Herein, we systematically investigated the effect of Al, Ga, and In doping and other defects on the structural and electronic properties of 2D-BSb with the first principle density-functional theory (FP-DFT). The 2D-BSb is a planar structure having a direct bandgap value of 0.332 eV. Similarly, the direct bandgap values of B, Sb, and double vacancies are 0.472, 0.374, and 0.341 eV, correspondingly, which are larger than the pristine 2D-BSb structure. Moreover, B/Sb antisite and exchange defects significantly decrease the bandgap of pristine 2D-BSb from the value of 0.332 to 0.137, 0.134, and 0.289 eV, respectively, while the structure preserves a direct bandgap behavior.
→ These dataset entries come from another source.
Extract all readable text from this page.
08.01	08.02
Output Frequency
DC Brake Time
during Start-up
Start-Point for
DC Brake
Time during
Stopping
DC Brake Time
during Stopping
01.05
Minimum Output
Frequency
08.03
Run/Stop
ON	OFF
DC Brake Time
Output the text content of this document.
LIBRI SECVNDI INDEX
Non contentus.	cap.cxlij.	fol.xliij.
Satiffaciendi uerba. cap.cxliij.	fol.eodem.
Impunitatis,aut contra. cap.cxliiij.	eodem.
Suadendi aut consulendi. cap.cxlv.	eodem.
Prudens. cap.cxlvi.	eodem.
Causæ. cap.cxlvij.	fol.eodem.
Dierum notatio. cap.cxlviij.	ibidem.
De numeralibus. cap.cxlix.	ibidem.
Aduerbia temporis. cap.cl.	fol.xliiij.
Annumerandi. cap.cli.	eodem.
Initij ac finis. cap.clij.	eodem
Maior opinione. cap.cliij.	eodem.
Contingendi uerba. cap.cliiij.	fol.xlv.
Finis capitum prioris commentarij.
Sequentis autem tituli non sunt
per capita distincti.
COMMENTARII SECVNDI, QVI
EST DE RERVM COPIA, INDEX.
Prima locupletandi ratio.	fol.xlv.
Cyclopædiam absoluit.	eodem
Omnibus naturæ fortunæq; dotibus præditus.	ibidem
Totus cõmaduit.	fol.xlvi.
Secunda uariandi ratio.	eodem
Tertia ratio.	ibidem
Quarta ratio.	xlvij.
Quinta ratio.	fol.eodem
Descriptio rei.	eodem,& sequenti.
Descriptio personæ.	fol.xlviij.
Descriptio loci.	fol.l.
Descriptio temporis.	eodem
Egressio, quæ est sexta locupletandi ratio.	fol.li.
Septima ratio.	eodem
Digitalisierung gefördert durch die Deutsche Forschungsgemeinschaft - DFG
Alternatively, Al, Ga, and In doping increase the direct bandgap of 2D-BSb structure from 0.332 to 0.425, 0.391, and 0.378 eV, correspondingly. This study might be helpful in providing effective strategies on tuning the electronic bandgap and would be useful for novel optoelectronics and nanoelectronics devices.

在此，我们利用第一原理密度泛函理论（FP-DFT）系统地研究了 Al、Ga 和 In 掺杂等缺陷对 2D-BSb 结构和电子特性的影响。2D-BSb 是平面结构，直接带隙值为 0.332 eV。类似地，B、Sb 和双空位的直接带隙值分别为 0.472、0.374 和 0.341 eV，相应地大于原始 2D-BSb 结构。此外，B/Sb 反位和交换缺陷将原始 2D-BSb 的带隙分别从 0.332 值显着降低至 0.137、0.134 和 0.289 eV，而该结构保留了直接带隙行为。或者，Al、Ga 和 In 掺杂将 2D-BSb 结构的直接带隙相应地从 0.332 增加到 0.425、0.391 和 0.378 eV。